L’un des signes les plus frappants de cet épuisement est la montée de l’abstention. De plus en plus de citoyens, en particulier parmi les jeunes, choisissent de ne plus participer aux processus électoraux, estimant que les partis ne les représentent plus. Ce phénomène reflète une profonde crise de légitimité. Les débats idéologiques, autrefois sources d’inspiration et de mobilisation, semblent désormais vides de sens pour beaucoup, car ils ne répondent pas aux défis concrets de la vie quotidienne : crise climatique, inégalités sociales, précarité économique, etc.
Par ailleurs, les anciens clivages gauche-droite, qui structuraient autrefois la politique, apparaissent aujourd’hui obsolètes. Les partis traditionnels peinent à s’adapter à une réalité où les priorités des citoyens sont plus transversales et complexes. Leurs réponses sont souvent inadaptées ou insuffisantes, et les électeurs se détournent vers d’autres formes d’engagement.
L’essor des mouvements citoyens
En réponse à cette crise des partis traditionnels, les mouvements citoyens ont gagné en importance. Ces mouvements, souvent nés sur le terrain, loin des institutions politiques, sont portés par des causes spécifiques : la justice sociale, la lutte contre le réchauffement climatique, la défense des droits des minorités, etc. Ils se distinguent par leur flexibilité, leur horizontalité et leur capacité à mobiliser rapidement autour d’actions concrètes.

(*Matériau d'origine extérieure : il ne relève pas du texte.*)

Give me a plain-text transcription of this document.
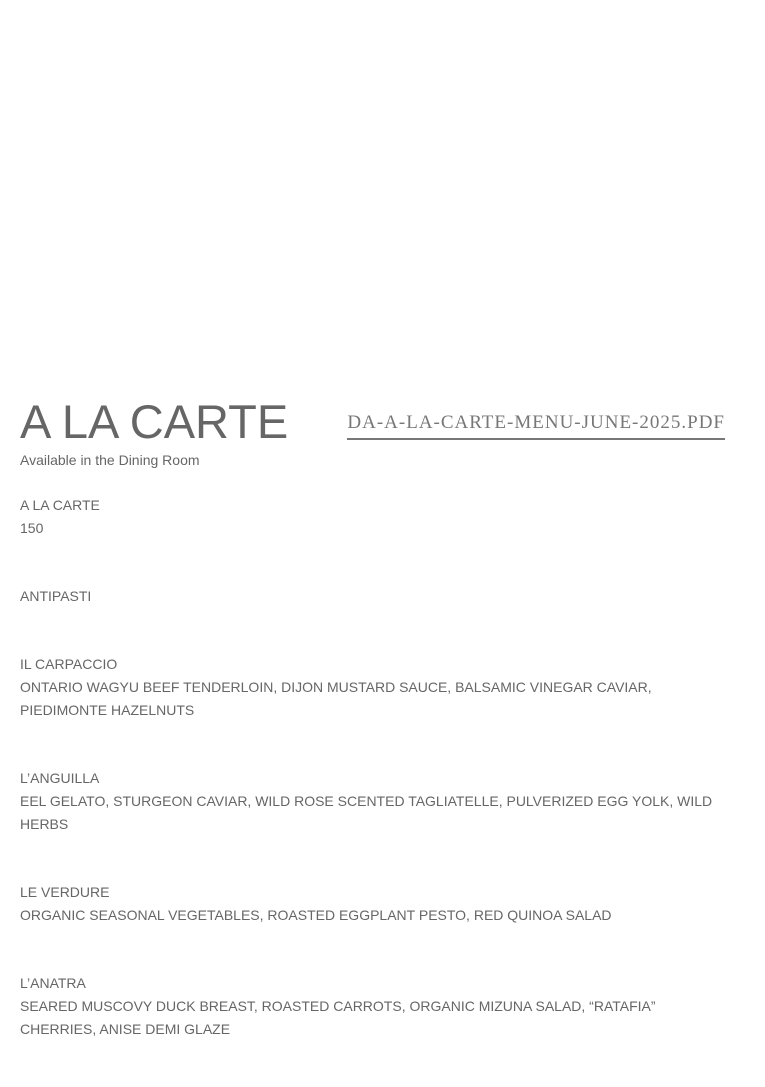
A LA CARTE	DA-A-LA-CARTE-MENU-JUNE-2025.PDF
Available in the Dining Room

A LA CARTE

150

ANTIPASTI

IL CARPACCIO

ONTARIO WAGYU BEEF TENDERLOIN, DIJON MUSTARD SAUCE, BALSAMIC VINEGAR CAVIAR, PIEDIMONTE HAZELNUTS

L’ANGUILLA

EEL GELATO, STURGEON CAVIAR, WILD ROSE SCENTED TAGLIATELLE, PULVERIZED EGG YOLK, WILD HERBS

LE VERDURE

ORGANIC SEASONAL VEGETABLES, ROASTED EGGPLANT PESTO, RED QUINOA SALAD

L’ANATRA

SEARED MUSCOVY DUCK BREAST, ROASTED CARROTS, ORGANIC MIZUNA SALAD, “RATAFIA” CHERRIES, ANISE DEMI GLAZE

Les mouvements pour le climat, les marches féministes, les mobilisations contre les inégalités économiques sont autant d’exemples de la vitalité de ces initiatives. Ce qui attire particulièrement les jeunes dans ces mouvements, c’est leur capacité à donner un sens immédiat à l’engagement. Loin des discours théoriques ou des promesses électorales, ces initiatives offrent des actions concrètes, proches des réalités quotidiennes.
Cependant, bien que ces mouvements aient réussi à sensibiliser et à attirer l’attention sur des enjeux cruciaux, ils manquent souvent de structure et de continuité. Leur décentralisation, bien qu’elle soit une force, peut également être une faiblesse, rendant difficile la coordination et la mise en place de changements à long terme. Il est donc nécessaire de trouver un moyen d’organiser ces forces disparates de manière plus cohérente, tout en conservant leur dynamisme et leur diversité.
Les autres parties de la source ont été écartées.